Wednesday 28 September 2016

Life at the End of the Road

Today I am overwhelmed. I thought I was immune to tears after all these years. I’m not.
This morning we visited 3 homes and a school, this afternoon we met with representatives from RAPID (Rukungiri District Association of People with Disabilities (PWD)). We saw terrible living conditions, and also the difference Global Care can make to people’s home environment. We encountered sad situations, and ones where Global Care makes a radical difference.  We met a toddler with malnutrition – as I write I’m shocked again by that sticking out stomach. You pray the feeding programme they’ve joined is not too late.

And then you are reminded of all the challenges faced by PWD, who even have to pay for crutches or any other walking aid.  I have enough material for a month of blogs.
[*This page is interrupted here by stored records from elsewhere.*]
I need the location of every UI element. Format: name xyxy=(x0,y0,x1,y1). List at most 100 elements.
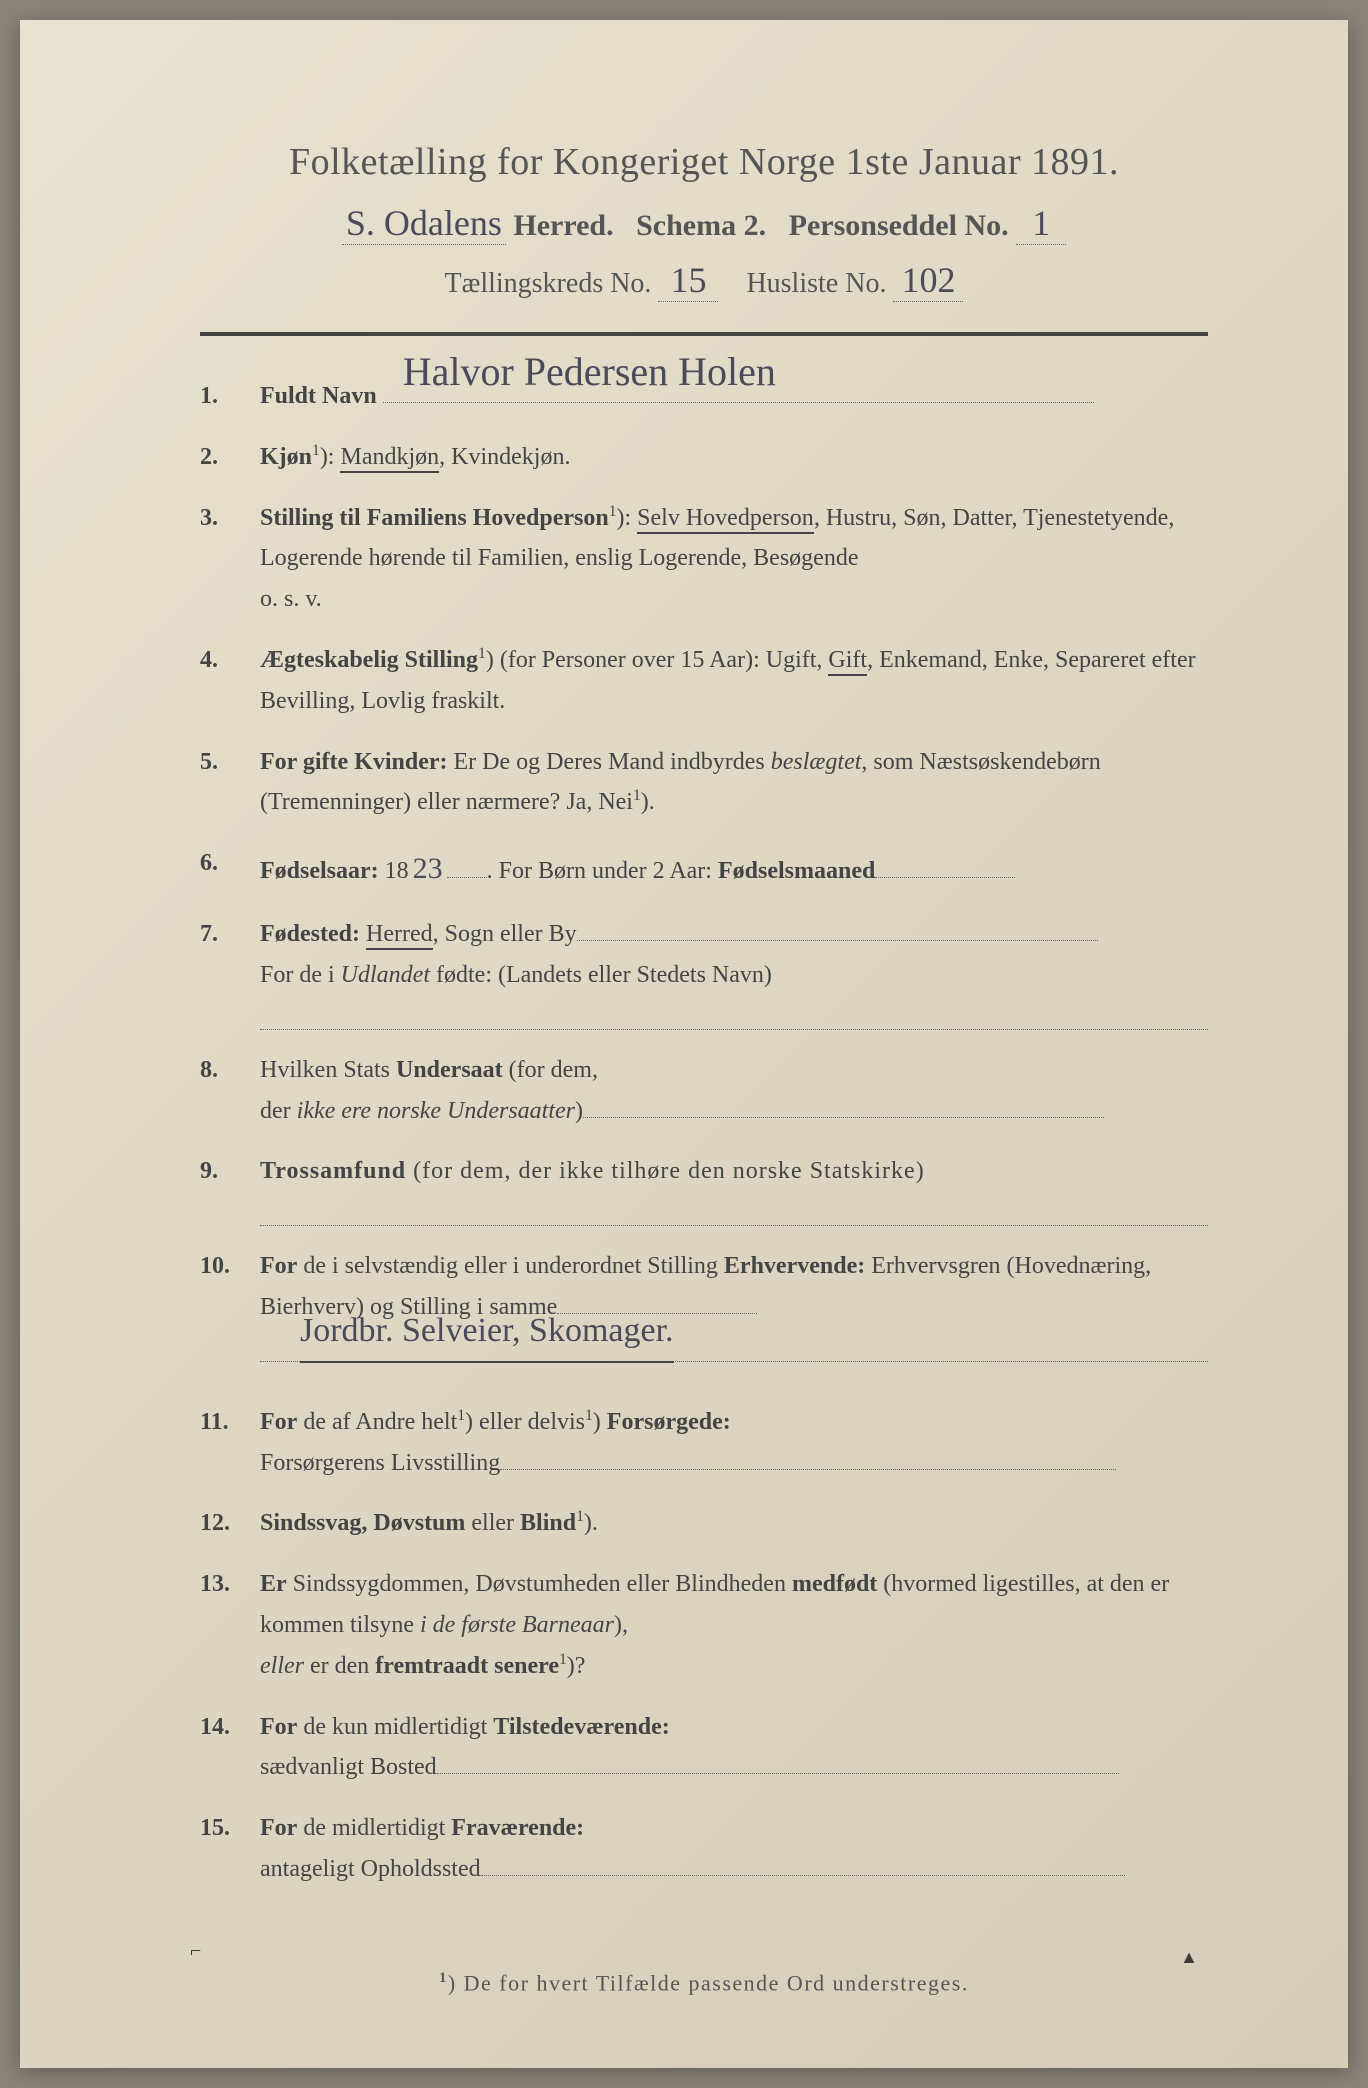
item-14-line2: sædvanligt Bosted xyxy=(260,1754,437,1780)
item-15: 15. For de midlertidigt Fraværende: anta… xyxy=(200,1808,1208,1890)
personseddel-value: 1 xyxy=(1016,202,1066,245)
item-8-line2-post: ) xyxy=(575,1098,583,1124)
item-1-value-line: Halvor Pedersen Holen xyxy=(383,402,1094,403)
footnote-sup: 1 xyxy=(439,1970,448,1986)
item-2-sup: 1 xyxy=(312,442,320,459)
item-13-text3: ), xyxy=(614,1612,628,1638)
schema-label: Schema 2. xyxy=(636,209,766,242)
item-14-label-pre: For xyxy=(260,1714,297,1740)
husliste-value: 102 xyxy=(893,259,963,302)
item-2-body: Kjøn1): Mandkjøn, Kvindekjøn. xyxy=(260,437,1208,478)
item-11-text1: de af Andre helt xyxy=(297,1409,457,1435)
item-4-num: 4. xyxy=(200,640,260,722)
item-11: 11. For de af Andre helt1) eller delvis1… xyxy=(200,1402,1208,1484)
item-12-label2: Blind xyxy=(520,1510,576,1536)
item-11-body: For de af Andre helt1) eller delvis1) Fo… xyxy=(260,1402,1208,1484)
item-13-sup: 1 xyxy=(559,1651,567,1668)
corner-mark-left: ⌐ xyxy=(190,1940,201,1963)
item-4-paren: (for Personer over 15 Aar): xyxy=(494,647,766,673)
item-10-label2: Erhvervende: xyxy=(724,1253,865,1279)
item-7-line2-italic: Udlandet xyxy=(341,962,430,988)
item-8-text1: Hvilken Stats xyxy=(260,1057,396,1083)
item-3-label: Stilling til Familiens Hovedperson xyxy=(260,505,609,531)
item-1: 1. Fuldt Navn Halvor Pedersen Holen xyxy=(200,376,1208,417)
item-12-num: 12. xyxy=(200,1503,260,1544)
item-7-body: Fødested: Herred, Sogn eller By For de i… xyxy=(260,914,1208,1030)
item-11-text3: ) xyxy=(593,1409,607,1435)
item-10-label-pre: For xyxy=(260,1253,297,1279)
personseddel-label: Personseddel No. xyxy=(789,209,1009,242)
item-14-label2: Tilstedeværende: xyxy=(493,1714,669,1740)
item-3-text1: Selv Hovedperson xyxy=(637,505,814,534)
form-header: Folketælling for Kongeriget Norge 1ste J… xyxy=(200,140,1208,302)
item-10-value-line: Jordbr. Selveier, Skomager. xyxy=(260,1332,1208,1362)
item-15-line2-wrap: antageligt Opholdssted xyxy=(260,1849,1208,1890)
item-5-body: For gifte Kvinder: Er De og Deres Mand i… xyxy=(260,742,1208,824)
sub-title-line2: Tællingskreds No. 15 Husliste No. 102 xyxy=(200,259,1208,302)
item-6: 6. Fødselsaar: 1823. For Børn under 2 Aa… xyxy=(200,843,1208,894)
item-13-italic1: i de første Barneaar xyxy=(420,1612,614,1638)
item-14-body: For de kun midlertidigt Tilstedeværende:… xyxy=(260,1707,1208,1789)
item-3-body: Stilling til Familiens Hovedperson1): Se… xyxy=(260,498,1208,620)
item-8-line2-italic: ikke ere norske Undersaatter xyxy=(297,1098,575,1124)
item-11-label2: Forsørgede: xyxy=(607,1409,731,1435)
item-3: 3. Stilling til Familiens Hovedperson1):… xyxy=(200,498,1208,620)
item-15-text: de midlertidigt xyxy=(297,1815,451,1841)
item-8-line2-pre: der xyxy=(260,1098,297,1124)
item-13-bold1: medfødt xyxy=(792,1571,877,1597)
item-7-line2b: fødte: (Landets eller Stedets Navn) xyxy=(430,962,772,988)
item-10-num: 10. xyxy=(200,1246,260,1362)
item-15-label-pre: For xyxy=(260,1815,297,1841)
footnote: 1) De for hvert Tilfælde passende Ord un… xyxy=(200,1970,1208,1996)
item-8-label: Undersaat xyxy=(396,1057,503,1083)
main-title: Folketælling for Kongeriget Norge 1ste J… xyxy=(200,140,1208,184)
item-13-line3-bold: fremtraadt senere xyxy=(375,1653,559,1679)
item-4-opt-sel: Gift xyxy=(828,647,867,676)
item-4: 4. Ægteskabelig Stilling1) (for Personer… xyxy=(200,640,1208,722)
item-1-num: 1. xyxy=(200,376,260,417)
item-6-year-prefix: 18 xyxy=(379,858,409,884)
item-11-line2-wrap: Forsørgerens Livsstilling xyxy=(260,1443,1208,1484)
item-8-line2: der ikke ere norske Undersaatter) xyxy=(260,1091,1208,1132)
item-7-text: , Sogn eller By xyxy=(433,921,577,947)
item-3-text3: o. s. v. xyxy=(260,579,1208,620)
herred-value: S. Odalens xyxy=(342,202,506,245)
corner-mark-right: ▲ xyxy=(1180,1947,1198,1968)
kreds-label: Tællingskreds No. xyxy=(445,268,652,299)
item-13-line3-italic: eller xyxy=(260,1653,304,1679)
item-1-body: Fuldt Navn Halvor Pedersen Holen xyxy=(260,376,1208,417)
item-13-text1: Sindssygdommen, Døvstumheden eller Blind… xyxy=(287,1571,792,1597)
item-13-body: Er Sindssygdommen, Døvstumheden eller Bl… xyxy=(260,1564,1208,1686)
item-2-opt1: Mandkjøn xyxy=(340,444,439,473)
census-form-page: Folketælling for Kongeriget Norge 1ste J… xyxy=(20,20,1348,2068)
item-11-sup1: 1 xyxy=(457,1407,465,1424)
item-12-end: ). xyxy=(584,1510,598,1536)
item-7-label: Fødested: xyxy=(260,921,360,947)
footnote-text: ) De for hvert Tilfælde passende Ord und… xyxy=(448,1970,969,1995)
item-9: 9. Trossamfund (for dem, der ikke tilhør… xyxy=(200,1151,1208,1226)
item-9-body: Trossamfund (for dem, der ikke tilhøre d… xyxy=(260,1151,1208,1226)
item-14-line2-wrap: sædvanligt Bosted xyxy=(260,1747,1208,1788)
item-11-sup2: 1 xyxy=(585,1407,593,1424)
item-6-num: 6. xyxy=(200,843,260,894)
item-10-body: For de i selvstændig eller i underordnet… xyxy=(260,1246,1208,1362)
item-12-label: Sindssvag, Døvstum xyxy=(260,1510,465,1536)
item-7: 7. Fødested: Herred, Sogn eller By For d… xyxy=(200,914,1208,1030)
item-11-label-pre: For xyxy=(260,1409,297,1435)
item-10-text1: de i selvstændig eller i underordnet Sti… xyxy=(297,1253,724,1279)
item-7-line2: For de i Udlandet fødte: (Landets eller … xyxy=(260,955,1208,996)
item-4-opts-pre: Ugift, xyxy=(766,647,829,673)
item-9-text: (for dem, der ikke tilhøre den norske St… xyxy=(406,1158,925,1184)
item-8: 8. Hvilken Stats Undersaat (for dem, der… xyxy=(200,1050,1208,1132)
item-5-italic: beslægtet xyxy=(771,749,862,775)
item-2: 2. Kjøn1): Mandkjøn, Kvindekjøn. xyxy=(200,437,1208,478)
item-10-value: Jordbr. Selveier, Skomager. xyxy=(300,1302,674,1363)
item-6-text2: . For Børn under 2 Aar: xyxy=(487,858,718,884)
item-6-year-value: 23 xyxy=(409,843,447,894)
item-7-opt1: Herred xyxy=(366,921,433,950)
item-2-num: 2. xyxy=(200,437,260,478)
kreds-value: 15 xyxy=(658,259,718,302)
item-10: 10. For de i selvstændig eller i underor… xyxy=(200,1246,1208,1362)
item-13-end: )? xyxy=(567,1653,586,1679)
item-11-line2: Forsørgerens Livsstilling xyxy=(260,1450,500,1476)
I’m going to tell you about Kahororo, an area deep in the countryside about 8km from Rukungiri town.  When you turn off the main road to head for the village, it becomes like a farm track, we often walked the last section.  The area is very hilly, but cultivated.  It is beautiful, lush green fields, distant high mountain ranges, plentiful trees of a host of varieties, including some with flame red flowers, flashing in the sun amongst the greens and browns.

Kahororo school is a government nursery and primary school.  We went outside with the nursery children.
Cute, smiling faces, little hands reaching out to hold ours. Global Care has a feeding programme at the school. 45 nursery children receive a meal of milk porridge and a ‘bun’, and once a week, an egg.  GC supports the most vulnerable children from extremely poor families.  On some days, this is the only meal these little children eat.

Not only had most of them not seen a white person, many had never seen a ball! Our gift of a bright orange football caused almost the entire class to run shrieking and laughing around the field. It was an excellent positive visit.

GC also sponsors children at the school, including *Miriam. Miriam lives with her 5 siblings, (including 4 year-old-twins), her mentally ill mother, and her father, who has an alcohol problem. The father earns a meagre amount doing casual work, but only works when he’s sober. He doesn’t earn enough to feed the whole family every day.

 The family live in a onr-roomed house, with a lean-to kitchen, both with banana leaf roofs. When GC first visited, they each only had one set of clothes. It was difficult to get to the house because the children used the path leading up to their house as a toilet. Water is fetched from a dirty swamp.

They were given clothes and welfare support, and the twins were enrolled on the feeding programme at the school. However, the school is 2km away and their mother couldn’t get them there.

The local GC team decided instead to sponsor Miriam. She can walk to school. They built a toilet (latrine) in the garden.



We visited the home, and met the twins, their mother and their grandmother.
Their grandmother was grinding millet for flour using 2 stones – hard work. She made porridge for the children so they had something to eat. The simple house was accessible, as the path is now clean and tidy. The twins sleep in one room with their brothers and sisters. GC gave the twins bedsheets to sleep on, but today the twins had wet the bed and they hadn’t been washed.  
Moses decided they should try and buy a mattress for the twins.

The twins were in torn ragged clothes, their little bare feet covered in dried mud, their eyes dull and unresponsive. Unlike the children at the school, these were not lively, happy children. They stayed close together, hardly even relating to their mother. It was difficult to look at them without our hearts being torn. 


We were quiet in the car, sad, frustrated and angry- but if the local team are trying to shock me into coming home and banging on about Global Care, they’re doing a good job.


If the twins’ story has made you wince, look at the Global Care Harvest Appeal. Or remember our 1st day, 158 children sponsored, and 2 files of waiting list.  We visited a home where a family waited 5 years for a sponsor – a grandmother and 3-year-old boy living all that time in a one-roomed rented house after his parents died of HIV. I’m not sure what our response will be to this trip – but I can tell you with confidence, sponsorship here saves lives.